Com novas dores, Bolaños fica fora outra vez e revive baixa no Grêmio

Meia-atacante fica novamente fora contra o Vitória e protagoniza montanha-russa com altos e baixos no clube

19 de julho de 2017 - Às 16:31
Foto: Lucas Uebel/Grêmio

Um mistério ronda a Arena. Miller Bolaños, um dos destaques do Grêmio no início do ano, não engrena por qual razão em 2017? Depois de ter um bom início de temporada, o equatoriano repete uma montanha-russa em sua passagem pelo Grêmio e hoje convive com lesões que o impedem de entrar em campo. E mesmo quando está à disposição, acaba preterido pelo técnico Renato, como foi no último domingo, contra a Ponte Preta. Nesta quarta-feira, o meia-atacante será novamente baixa por dores no púbis.

Bolaños ficou afastado dos gramados por dois meses desde sua lesão no adutor da coxa direita, contra o Guarani, no dia 27 de abril, até o retorno contra o Palmeiras, dia 1º de julho, em time reserva escalado por Renato. O prazo inicial dado pelo clube para voltar a jogar foi de três semanas.

No último domingo, ficou no banco na vitória sobre a Ponte Preta – foi opção também entre os suplentes contra o Godoy Cruz, pelas oitavas da Libertadores. Mas ouviu do técnico Renato Portaluppi um recado: precisaria se empenhar tanto quanto os companheiros para conseguir uma vaga. Fez isso no coletivo da última segunda-feira, quando teve boa atuação e se dedicou para o time – fizera, na sexta anterior, o mesmo tipo de trabalho. Mas relatou, antes da viagem para Salvador, dores no púbis que o tiraram da lista de relacionados.

– É empregado do Grêmio como eu sou. É pago para trabalhar e ficar à disposição. Os jogos têm sido pegados, difíceis. Está voltando de lesão. Ficou muito tempo parado.

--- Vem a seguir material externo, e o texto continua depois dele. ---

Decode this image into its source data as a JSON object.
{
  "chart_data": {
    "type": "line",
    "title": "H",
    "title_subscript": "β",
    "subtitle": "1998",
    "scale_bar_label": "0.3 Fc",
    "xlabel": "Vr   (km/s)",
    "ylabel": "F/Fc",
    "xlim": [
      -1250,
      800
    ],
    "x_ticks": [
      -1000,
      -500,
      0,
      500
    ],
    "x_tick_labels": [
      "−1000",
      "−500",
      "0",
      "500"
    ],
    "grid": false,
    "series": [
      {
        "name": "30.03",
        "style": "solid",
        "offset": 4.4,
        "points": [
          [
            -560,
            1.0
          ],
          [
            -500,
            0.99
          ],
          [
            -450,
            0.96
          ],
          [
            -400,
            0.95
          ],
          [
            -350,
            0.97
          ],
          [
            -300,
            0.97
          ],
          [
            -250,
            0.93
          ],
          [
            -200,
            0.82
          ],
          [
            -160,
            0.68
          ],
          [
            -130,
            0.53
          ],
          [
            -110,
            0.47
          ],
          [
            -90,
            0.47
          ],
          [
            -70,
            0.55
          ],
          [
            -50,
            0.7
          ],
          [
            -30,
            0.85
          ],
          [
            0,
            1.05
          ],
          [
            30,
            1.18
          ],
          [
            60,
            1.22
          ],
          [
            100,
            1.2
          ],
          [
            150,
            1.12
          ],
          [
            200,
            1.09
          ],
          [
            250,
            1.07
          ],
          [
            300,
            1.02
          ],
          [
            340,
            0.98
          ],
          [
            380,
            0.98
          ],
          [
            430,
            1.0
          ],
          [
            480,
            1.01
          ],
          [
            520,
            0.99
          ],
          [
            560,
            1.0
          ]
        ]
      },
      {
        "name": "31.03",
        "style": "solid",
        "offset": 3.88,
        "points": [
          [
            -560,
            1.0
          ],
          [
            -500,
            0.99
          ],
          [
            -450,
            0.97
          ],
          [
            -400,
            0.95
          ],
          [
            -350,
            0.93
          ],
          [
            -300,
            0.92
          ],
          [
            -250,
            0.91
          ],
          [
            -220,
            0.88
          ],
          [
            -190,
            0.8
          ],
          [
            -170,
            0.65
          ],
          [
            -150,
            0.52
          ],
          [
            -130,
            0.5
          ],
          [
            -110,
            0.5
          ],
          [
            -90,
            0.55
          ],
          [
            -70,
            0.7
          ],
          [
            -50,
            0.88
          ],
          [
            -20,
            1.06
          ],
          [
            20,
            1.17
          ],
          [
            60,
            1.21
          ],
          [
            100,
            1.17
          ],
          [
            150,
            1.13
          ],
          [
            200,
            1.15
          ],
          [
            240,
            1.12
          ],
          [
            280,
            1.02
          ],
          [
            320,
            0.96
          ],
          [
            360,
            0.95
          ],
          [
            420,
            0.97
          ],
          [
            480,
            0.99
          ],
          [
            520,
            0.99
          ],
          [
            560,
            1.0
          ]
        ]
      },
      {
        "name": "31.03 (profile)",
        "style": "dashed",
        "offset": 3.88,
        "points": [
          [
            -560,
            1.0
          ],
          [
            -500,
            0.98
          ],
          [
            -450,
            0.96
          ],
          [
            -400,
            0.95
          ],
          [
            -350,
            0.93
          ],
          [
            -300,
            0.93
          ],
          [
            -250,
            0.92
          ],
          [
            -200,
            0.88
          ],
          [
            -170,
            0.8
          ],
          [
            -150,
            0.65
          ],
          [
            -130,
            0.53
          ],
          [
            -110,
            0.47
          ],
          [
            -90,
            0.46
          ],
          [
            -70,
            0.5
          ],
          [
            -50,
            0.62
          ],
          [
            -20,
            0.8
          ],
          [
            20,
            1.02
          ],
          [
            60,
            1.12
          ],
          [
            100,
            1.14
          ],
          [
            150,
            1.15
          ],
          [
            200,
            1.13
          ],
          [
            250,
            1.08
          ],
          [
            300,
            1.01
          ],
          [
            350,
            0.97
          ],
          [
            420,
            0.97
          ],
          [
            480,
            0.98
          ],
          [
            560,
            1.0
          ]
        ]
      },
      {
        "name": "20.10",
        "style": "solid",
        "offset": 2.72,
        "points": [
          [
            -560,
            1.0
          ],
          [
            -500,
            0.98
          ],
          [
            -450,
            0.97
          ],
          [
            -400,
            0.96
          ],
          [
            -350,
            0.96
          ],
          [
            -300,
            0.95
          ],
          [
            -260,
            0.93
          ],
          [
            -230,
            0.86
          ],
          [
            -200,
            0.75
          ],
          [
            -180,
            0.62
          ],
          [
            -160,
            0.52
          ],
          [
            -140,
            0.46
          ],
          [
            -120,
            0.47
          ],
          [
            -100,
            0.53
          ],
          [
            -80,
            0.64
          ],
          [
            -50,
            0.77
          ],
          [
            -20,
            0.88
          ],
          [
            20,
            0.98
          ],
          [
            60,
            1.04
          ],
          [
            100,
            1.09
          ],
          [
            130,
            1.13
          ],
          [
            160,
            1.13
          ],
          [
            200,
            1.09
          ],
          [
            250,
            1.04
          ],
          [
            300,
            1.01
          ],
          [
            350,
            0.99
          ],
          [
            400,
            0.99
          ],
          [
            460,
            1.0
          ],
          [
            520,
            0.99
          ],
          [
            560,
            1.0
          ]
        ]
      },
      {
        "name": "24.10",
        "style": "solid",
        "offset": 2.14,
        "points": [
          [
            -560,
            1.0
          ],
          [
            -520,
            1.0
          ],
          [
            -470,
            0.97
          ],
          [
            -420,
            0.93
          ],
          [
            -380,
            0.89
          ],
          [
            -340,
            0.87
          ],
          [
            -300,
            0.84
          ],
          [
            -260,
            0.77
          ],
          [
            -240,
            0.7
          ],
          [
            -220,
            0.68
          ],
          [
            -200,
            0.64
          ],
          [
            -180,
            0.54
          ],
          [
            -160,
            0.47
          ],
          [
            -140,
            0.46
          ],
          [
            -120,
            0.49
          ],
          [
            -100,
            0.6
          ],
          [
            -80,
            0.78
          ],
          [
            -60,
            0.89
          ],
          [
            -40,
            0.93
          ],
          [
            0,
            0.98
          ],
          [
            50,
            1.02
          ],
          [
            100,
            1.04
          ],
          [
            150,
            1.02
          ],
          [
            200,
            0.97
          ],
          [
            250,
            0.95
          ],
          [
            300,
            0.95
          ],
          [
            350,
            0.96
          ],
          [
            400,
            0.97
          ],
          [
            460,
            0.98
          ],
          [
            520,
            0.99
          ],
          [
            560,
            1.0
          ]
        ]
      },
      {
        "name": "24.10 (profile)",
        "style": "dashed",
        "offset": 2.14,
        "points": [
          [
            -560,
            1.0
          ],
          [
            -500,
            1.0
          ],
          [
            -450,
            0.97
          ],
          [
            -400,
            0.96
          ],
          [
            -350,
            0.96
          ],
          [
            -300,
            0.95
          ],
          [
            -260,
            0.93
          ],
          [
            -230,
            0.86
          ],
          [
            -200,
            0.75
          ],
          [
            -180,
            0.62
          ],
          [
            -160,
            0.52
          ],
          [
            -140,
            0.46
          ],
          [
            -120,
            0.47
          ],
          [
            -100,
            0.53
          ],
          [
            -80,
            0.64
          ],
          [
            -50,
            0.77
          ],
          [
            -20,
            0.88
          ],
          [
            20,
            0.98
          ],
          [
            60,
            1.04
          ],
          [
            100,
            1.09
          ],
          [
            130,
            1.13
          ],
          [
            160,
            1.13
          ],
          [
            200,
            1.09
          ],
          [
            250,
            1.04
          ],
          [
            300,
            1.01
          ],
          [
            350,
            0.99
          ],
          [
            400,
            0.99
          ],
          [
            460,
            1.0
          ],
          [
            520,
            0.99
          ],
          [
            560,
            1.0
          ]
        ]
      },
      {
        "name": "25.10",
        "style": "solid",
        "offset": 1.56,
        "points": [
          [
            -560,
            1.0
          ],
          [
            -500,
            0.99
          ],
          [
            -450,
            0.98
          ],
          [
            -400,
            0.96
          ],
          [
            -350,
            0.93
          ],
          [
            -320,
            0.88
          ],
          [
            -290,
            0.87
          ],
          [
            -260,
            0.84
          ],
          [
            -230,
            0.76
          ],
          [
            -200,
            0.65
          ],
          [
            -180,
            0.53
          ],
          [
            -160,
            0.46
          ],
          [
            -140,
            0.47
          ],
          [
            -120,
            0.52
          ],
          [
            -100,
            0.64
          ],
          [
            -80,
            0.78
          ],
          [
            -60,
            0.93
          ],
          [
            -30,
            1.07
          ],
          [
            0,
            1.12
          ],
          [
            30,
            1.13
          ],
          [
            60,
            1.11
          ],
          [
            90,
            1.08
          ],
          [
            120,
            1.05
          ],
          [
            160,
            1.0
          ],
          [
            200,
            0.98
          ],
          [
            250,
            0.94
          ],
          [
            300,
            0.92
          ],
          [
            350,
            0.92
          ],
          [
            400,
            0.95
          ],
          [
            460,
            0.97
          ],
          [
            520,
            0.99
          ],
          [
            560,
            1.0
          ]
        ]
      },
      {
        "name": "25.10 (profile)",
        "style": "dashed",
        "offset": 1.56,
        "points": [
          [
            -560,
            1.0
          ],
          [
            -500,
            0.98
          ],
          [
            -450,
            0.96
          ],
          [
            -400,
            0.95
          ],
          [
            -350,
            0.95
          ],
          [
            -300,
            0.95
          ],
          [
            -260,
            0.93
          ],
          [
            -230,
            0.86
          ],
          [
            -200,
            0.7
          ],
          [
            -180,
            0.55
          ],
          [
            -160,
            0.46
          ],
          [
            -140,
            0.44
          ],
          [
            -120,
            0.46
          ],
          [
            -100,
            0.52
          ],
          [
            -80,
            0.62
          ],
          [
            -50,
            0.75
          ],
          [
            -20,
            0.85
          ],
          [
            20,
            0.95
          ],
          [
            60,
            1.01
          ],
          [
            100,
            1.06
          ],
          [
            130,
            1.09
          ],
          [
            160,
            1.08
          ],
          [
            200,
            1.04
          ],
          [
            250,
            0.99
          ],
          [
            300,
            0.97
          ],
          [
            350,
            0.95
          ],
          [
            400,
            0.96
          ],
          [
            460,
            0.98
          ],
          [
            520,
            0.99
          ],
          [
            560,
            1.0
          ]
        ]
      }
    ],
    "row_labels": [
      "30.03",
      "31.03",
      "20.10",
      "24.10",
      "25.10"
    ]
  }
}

Hoje (domingo) até o poderia colocar. Ontem recebi uma informação que foi algo leve, mas ainda estava sentindo um pouco. Procurei poupá-lo em razão da dor que estava sentindo. Independente se começar ou entrar, precisa se doar como os companheiros – explicou Renato após o jogo contra a Ponte.

Antes disso, Bolaños chamou atenção por se ausentar de treino, por problemas particulares, na semana passada. Por conta disso, ficou fora da viagem para o Rio de Janeiro, onde o Grêmio venceu o Flamengo. Em junho, também chamou os holofotes para si ao comunicar a Renato que ainda não estava 100% fisicamente e, por isso, não se sentia confiante para voltar a jogar. Algo que também causou desconfiança nos gremistas, já que não atuava desde o fim de abril.

Internamente, se vê uma espécie de guerra fria entre o meia-atacante e Renato. O equatoriano não voltou direto ao time titular após a lesão – algo até esperado, visto o tempo parado – e diminuiu o ritmo em treinamentos. Em um trabalho, inclusive, Renato chegou a chamar atenção dele e de Beto da Silva após conversa com integrantes da comissão técnica, cobrando mais intensidade de ambos.

Renato, por sua vez, também fica desgostoso com o comportamento. O que reflete em mais dificuldade para Bolaños ser escalado e descontentamento de ambos os lados, como um círculo vicioso. A lesão especificamente no adutor também foi um complicador para o jogador. Pela postura, maneira como corre e domina a bola, Bolaños usa muito o músculo. E força a cada treino mais que os companheiros.

Na temporada, Bolaños tem 18 partidas disputadas e oito gols marcados. Quando teve sequência, brilhou como substituto de Douglas ao lado de Luan no ataque. No momento que jogaria ao lado de Barrios, teve o problema e saiu do time desde então. Passou a viver a baixa de 2017, algo que, para desgosto dos gremistas, não parece estar perto do fim.

Contratado no início de 2016, Bolaños chegou como status de maior contratação do clube, começou bem, mas a fratura sofrida no Gre-Nal do ano passado o complicou. Reserva no segundo semestre, foi importante na campanha do título da Copa do Brasil, com gols como o das oitavas contra o Atlético-PR, na Arena da Baixada, ou o da final contra o Atlético-MG, na Arena.